Sustain (Hans Michael Anselmo Hess)
Upcoming composer Hans Michael Anselmo Hess already composed 17 scores, including 10 short films and 1 TV-series. This is the 14th film he scored and my 3rd review of his work. The first two scores I reviewed were for 2 horror movies: Carnival of Sorrows and Clownface. So, this is his first non-horror movie, beside his short-films. This could be a challenge for a composer and an opportunity.
Sustain is a dark dramatic movie about a man who loses his brother in a racially motivated attack by some thugs. After the death of his brother the main character has to get his life back on trails and tries to get a reconciliation with his mother but comes to the conclusion there's no other way than confront his brother's killers.
The music Hess wrote for this film is as expected quite different of both his previous scores, being horror flicks. Nevertheless, like I'm already used to, he still kept a thematical approach as I love to hear. The first theme we discover is the one for Kara.

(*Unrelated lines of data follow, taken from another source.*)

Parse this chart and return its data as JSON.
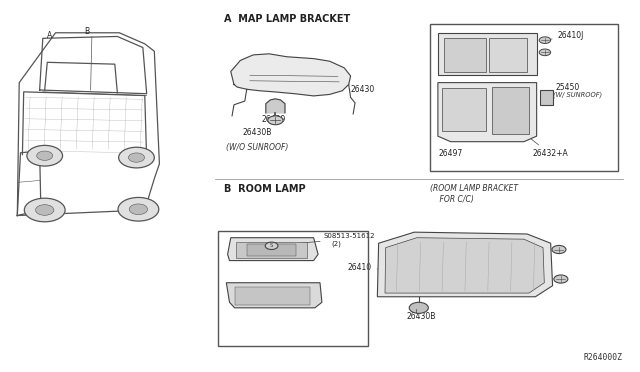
{
  "background_color": "#ffffff",
  "fig_width": 6.4,
  "fig_height": 3.72,
  "dpi": 100,
  "diagram_ref": "R264000Z",
  "section_a_label": "A  MAP LAMP BRACKET",
  "section_b_label": "B  ROOM LAMP",
  "wo_sunroof_label": "(W/O SUNROOF)",
  "w_sunroof_label": "(W/ SUNROOF)",
  "room_lamp_bracket_label": "(ROOM LAMP BRACKET\n    FOR C/C)"
}
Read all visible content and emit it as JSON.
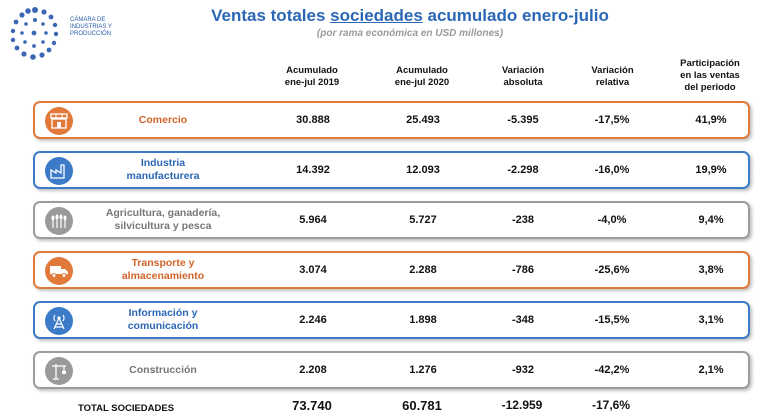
{
  "logo": {
    "line1": "CÁMARA DE",
    "line2": "INDUSTRIAS Y",
    "line3": "PRODUCCIÓN"
  },
  "title": {
    "prefix": "Ventas totales ",
    "underlined": "sociedades",
    "suffix": " acumulado enero-julio"
  },
  "subtitle": "(por rama económica en USD millones)",
  "headers": {
    "col1": [
      "Acumulado",
      "ene-jul 2019"
    ],
    "col2": [
      "Acumulado",
      "ene-jul 2020"
    ],
    "col3": [
      "Variación",
      "absoluta"
    ],
    "col4": [
      "Variación",
      "relativa"
    ],
    "col5": [
      "Participación",
      "en las ventas",
      "del periodo"
    ]
  },
  "rows": [
    {
      "label": [
        "Comercio"
      ],
      "icon": "shop-icon",
      "color": "orange",
      "v2019": "30.888",
      "v2020": "25.493",
      "abs": "-5.395",
      "rel": "-17,5%",
      "share": "41,9%"
    },
    {
      "label": [
        "Industria",
        "manufacturera"
      ],
      "icon": "factory-icon",
      "color": "blue",
      "v2019": "14.392",
      "v2020": "12.093",
      "abs": "-2.298",
      "rel": "-16,0%",
      "share": "19,9%"
    },
    {
      "label": [
        "Agricultura, ganadería,",
        "silvicultura y pesca"
      ],
      "icon": "wheat-icon",
      "color": "gray",
      "v2019": "5.964",
      "v2020": "5.727",
      "abs": "-238",
      "rel": "-4,0%",
      "share": "9,4%"
    },
    {
      "label": [
        "Transporte y",
        "almacenamiento"
      ],
      "icon": "truck-icon",
      "color": "orange",
      "v2019": "3.074",
      "v2020": "2.288",
      "abs": "-786",
      "rel": "-25,6%",
      "share": "3,8%"
    },
    {
      "label": [
        "Información y",
        "comunicación"
      ],
      "icon": "antenna-icon",
      "color": "blue",
      "v2019": "2.246",
      "v2020": "1.898",
      "abs": "-348",
      "rel": "-15,5%",
      "share": "3,1%"
    },
    {
      "label": [
        "Construcción"
      ],
      "icon": "crane-icon",
      "color": "gray",
      "v2019": "2.208",
      "v2020": "1.276",
      "abs": "-932",
      "rel": "-42,2%",
      "share": "2,1%"
    }
  ],
  "total": {
    "label": "TOTAL SOCIEDADES",
    "v2019": "73.740",
    "v2020": "60.781",
    "abs": "-12.959",
    "rel": "-17,6%"
  },
  "colors": {
    "orange": "#e0793a",
    "blue": "#3b7bc8",
    "gray": "#9c9c9c",
    "title": "#2b67b5"
  }
}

It's basically build around a 2 tone motif, simple but effective. Like any good theme, this one is used more than once. In fact, it's already there before you even realize it, in the 4th track called “Grief”. The theme is introduced by a cello, but in 'Kara and Roy' some kind of broken, out of tune piano takes over the theme. It sounds more intimate but still recognizable. Then we get to hear it for the 3rd time in “Kara's Help”. This is a more melodic approach. Beautifully done.
The score is a perfect fit to the story, dramatically dark and intimately sad. Although it starts with a rather atmospheric soundscape, where the composer uses mostly electronic sounds to create a threatening, gloomy mood. However, the score gets more 'organic' after a few tracks. The electronic sound-design makes room for more accoustic elements, like strings (especially the cello) and that broken piano, which I personally really like. It feels like it accentuates the state of mind of the main character: still functioning but irreparably broken from the inside out due to the tragic loss of his brother.

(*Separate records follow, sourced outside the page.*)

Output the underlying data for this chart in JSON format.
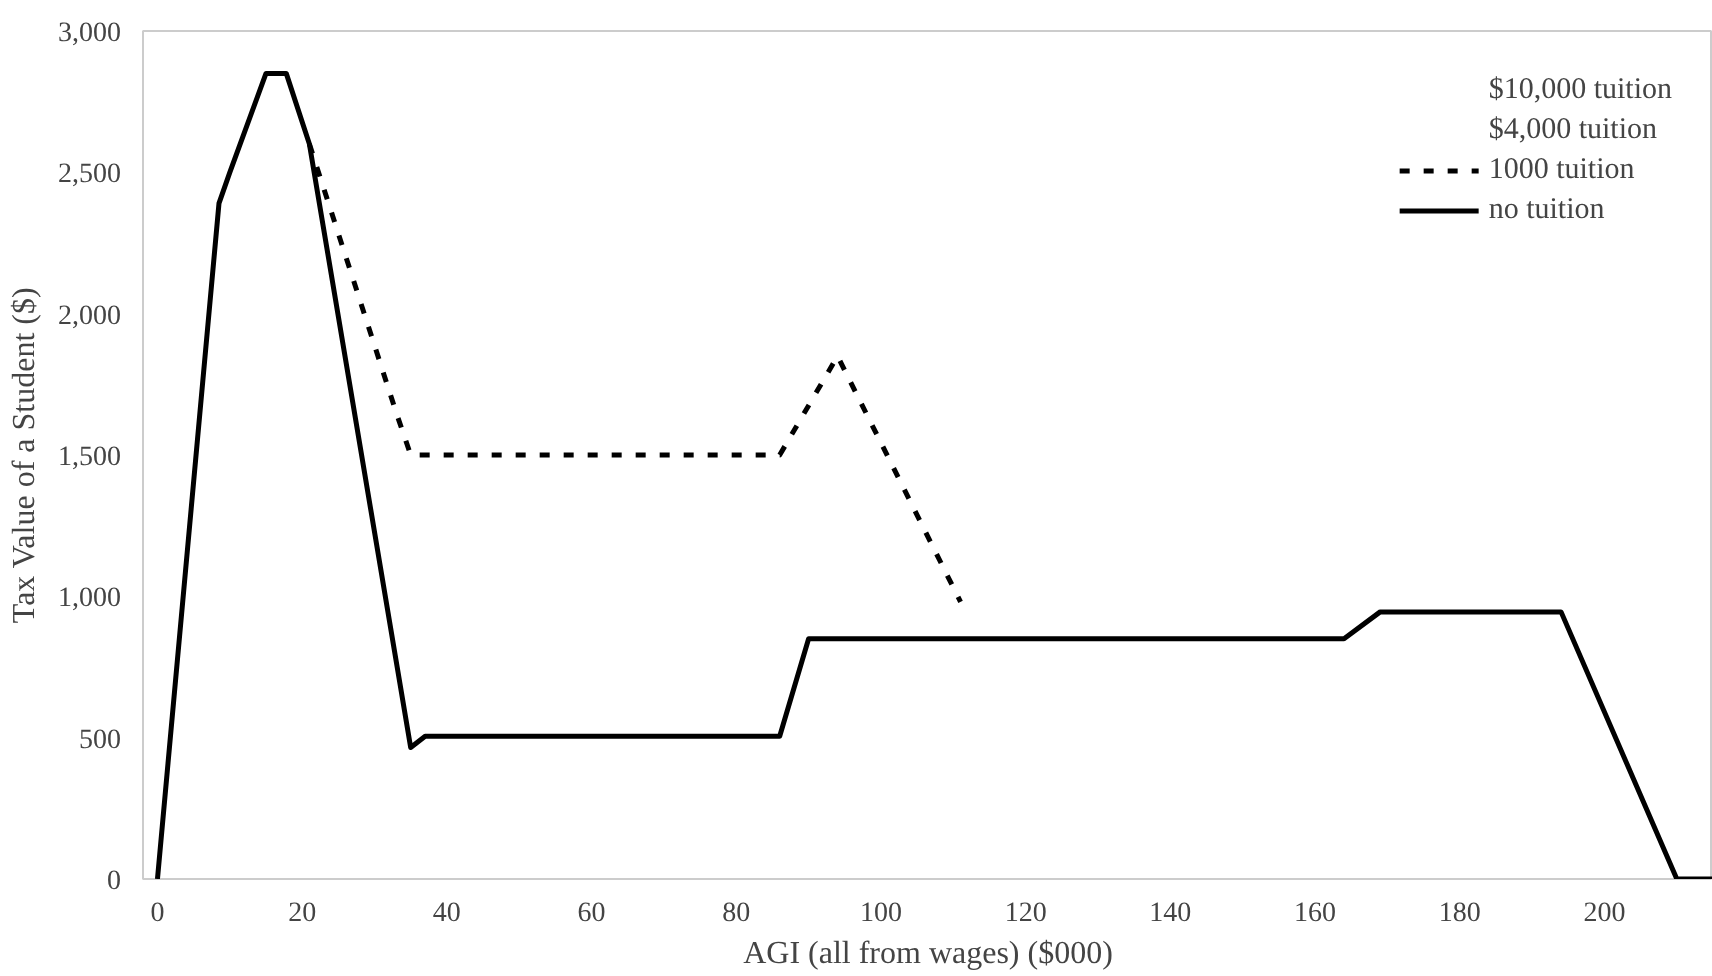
{
  "chart_data": {
    "type": "line",
    "xlabel": "AGI (all from wages) ($000)",
    "ylabel": "Tax Value of a Student ($)",
    "xlim": [
      -2,
      215
    ],
    "ylim": [
      0,
      3000
    ],
    "xticks": [
      0,
      20,
      40,
      60,
      80,
      100,
      120,
      140,
      160,
      180,
      200
    ],
    "yticks": [
      {
        "value": 0,
        "label": "0"
      },
      {
        "value": 500,
        "label": "500"
      },
      {
        "value": 1000,
        "label": "1,000"
      },
      {
        "value": 1500,
        "label": "1,500"
      },
      {
        "value": 2000,
        "label": "2,000"
      },
      {
        "value": 2500,
        "label": "2,500"
      },
      {
        "value": 3000,
        "label": "3,000"
      }
    ],
    "grid": false,
    "legend": "top right",
    "annotations": [
      "$10,000 tuition",
      "$4,000 tuition"
    ],
    "series": [
      {
        "name": "1000 tuition",
        "color": "#000000",
        "line_style": "dashed",
        "x": [
          21,
          33,
          35,
          86,
          94,
          111
        ],
        "values": [
          2600,
          1650,
          1500,
          1500,
          1850,
          980
        ]
      },
      {
        "name": "no tuition",
        "color": "#000000",
        "line_style": "solid",
        "x": [
          0,
          8.5,
          10,
          15,
          17.8,
          21,
          35,
          37,
          86,
          90,
          164,
          169,
          194,
          210,
          215
        ],
        "values": [
          0,
          2390,
          2500,
          2850,
          2850,
          2600,
          465,
          505,
          505,
          850,
          850,
          945,
          945,
          0,
          0
        ]
      }
    ]
  }
}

Towards the end of the score, the music gets more electronic again. It's like the composer wanted to write a score with 2 opposite sides, like the story. On one side the life of a rather normal family and on the other side the criminal life of the ones who ruthlessly killed the main character's brother. I must say, this is very effective. It's not all electronics though, more a combination of both worlds as the antagonist is confronting his nemesis.
Hans Michael Anselmo Hess again did a great job at scoring this film, his first drama so far (beside the scores he wrote for short films ofcourse). Paradoxically enough, I think this one is not as easy to listen to as both his previous scores outside its movie. It's tense and dark and sad and the story didn't allow to use a broad pallet of sounds like Hess used in Clownface or Carnival of Sorrows. Is this a bad thing? Not necessarily. The music probably does what it has to do in the movie. It's also a matter of taste. Personally, I'm a fervent horror film addept and not so much a drama queen. Nevertheless, this is again a good score by Hans Michael Anselmo Hess. I'm still interested and looking forward to his next project called: “You are my sunshine”.
Like I said before: A young and talented composer we all must keep an eye on.... Way to go Hans!